Mobilisé en pleine guerre d’Algérie, passionné d’avion depuis ses 17 ans, il s’engage et suit une formation d’aviateur à Marrakech. Mais quand il prend conscience qu’il sera sans doute amené à tuer, il renonce. Expédié disciplinairement en Algérie, il attend sa démobilisation et y reste pour travailler jusqu’à l’indépendance dans la compagnie pétrolière américaine qu’il suit quand elle déménage en région parisienne. C'est là qu'il rencontre son épouse (ils se marient à la mairie du 5e arrondissement) qui lui donnera deux garçons et deux filles.

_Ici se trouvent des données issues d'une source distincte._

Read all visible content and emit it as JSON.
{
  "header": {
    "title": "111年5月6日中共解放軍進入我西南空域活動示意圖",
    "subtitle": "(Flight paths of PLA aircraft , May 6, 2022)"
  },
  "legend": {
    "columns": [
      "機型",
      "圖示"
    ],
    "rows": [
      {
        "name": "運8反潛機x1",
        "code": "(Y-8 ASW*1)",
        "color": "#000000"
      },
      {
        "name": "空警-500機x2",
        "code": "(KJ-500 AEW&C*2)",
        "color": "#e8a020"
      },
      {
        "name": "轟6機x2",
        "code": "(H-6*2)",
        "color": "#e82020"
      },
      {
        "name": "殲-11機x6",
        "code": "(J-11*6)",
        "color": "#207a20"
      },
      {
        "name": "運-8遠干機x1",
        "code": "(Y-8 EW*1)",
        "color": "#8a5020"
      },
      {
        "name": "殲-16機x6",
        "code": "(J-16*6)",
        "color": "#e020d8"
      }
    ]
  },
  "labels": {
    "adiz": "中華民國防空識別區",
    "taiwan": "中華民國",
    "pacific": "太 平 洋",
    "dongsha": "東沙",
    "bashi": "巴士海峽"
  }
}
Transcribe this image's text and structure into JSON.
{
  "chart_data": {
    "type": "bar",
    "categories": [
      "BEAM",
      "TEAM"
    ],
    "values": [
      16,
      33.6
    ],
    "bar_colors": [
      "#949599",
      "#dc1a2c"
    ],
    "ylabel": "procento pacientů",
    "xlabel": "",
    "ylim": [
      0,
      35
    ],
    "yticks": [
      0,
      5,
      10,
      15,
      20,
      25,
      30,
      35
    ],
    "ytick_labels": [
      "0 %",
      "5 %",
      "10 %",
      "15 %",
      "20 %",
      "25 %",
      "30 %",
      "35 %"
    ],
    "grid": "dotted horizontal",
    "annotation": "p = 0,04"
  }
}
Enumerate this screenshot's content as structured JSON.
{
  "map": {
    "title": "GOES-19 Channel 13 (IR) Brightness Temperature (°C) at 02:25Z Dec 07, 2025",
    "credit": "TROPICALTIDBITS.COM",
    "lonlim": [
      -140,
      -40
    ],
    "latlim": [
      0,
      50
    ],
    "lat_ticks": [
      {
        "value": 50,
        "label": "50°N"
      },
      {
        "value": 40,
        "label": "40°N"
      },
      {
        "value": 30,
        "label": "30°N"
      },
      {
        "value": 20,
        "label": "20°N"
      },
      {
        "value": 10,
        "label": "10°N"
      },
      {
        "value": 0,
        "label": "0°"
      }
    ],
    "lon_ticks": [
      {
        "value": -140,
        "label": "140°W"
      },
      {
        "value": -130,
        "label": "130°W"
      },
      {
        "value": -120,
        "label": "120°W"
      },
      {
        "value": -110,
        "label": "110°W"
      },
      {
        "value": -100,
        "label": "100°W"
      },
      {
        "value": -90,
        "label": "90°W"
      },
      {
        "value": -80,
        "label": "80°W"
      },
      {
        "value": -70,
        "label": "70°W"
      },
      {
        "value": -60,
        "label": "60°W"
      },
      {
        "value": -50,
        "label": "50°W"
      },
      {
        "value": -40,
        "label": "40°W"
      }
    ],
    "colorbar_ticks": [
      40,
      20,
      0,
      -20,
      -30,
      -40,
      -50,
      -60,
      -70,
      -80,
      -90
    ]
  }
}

Ils s'installent à Lanvaudan où ils rêvent, lui comme une cigogne sur son Mustang au-dessus des clochers, et elle, de continuer à couler des jours heureux en s’adonnant aux activités des associations lanvaudaises, soutenant son bonhomme de mari dont elle dit : « Il mérite de finir son avion. »

Mais Georges sait qu’il ne volera plus. Un maudit accident de santé l’en empêche, mais, précise- t-il, « ce n’est pas les candidats qui manquent pour le faire voler ». Des Américains, par exemple, fous de cet avion. Lui, qui se dit propriétaire de rien, mécréant de tout, pilote antimilitariste – il a choisi ce chasseur pour sa seule élégance arachnéenne –, qui a volé en aéro-club à Lann-Bihoué et Pontivy, regardera du sol l’oeuvre de sa vie virevoltant et pirouettant dans le ciel breton, sans regret aucun des choix d’une existence animée par le pérenne sentiment que seuls les rêves les plus fous méritent d’être vécus.


Lucien GOURONG

Après avoir exploré en partie les imaginaires qui ont forgé l’identité du Pays de Lorient, Lucien Gourong, globe-conteur et écrivain, poursuit sa quête des originalités de cette terre d’entre ciel et mer en partant à la découverte de ses gens, ces hommes et femmes d’ici, passionnés de sa grande et de ses petites histoires.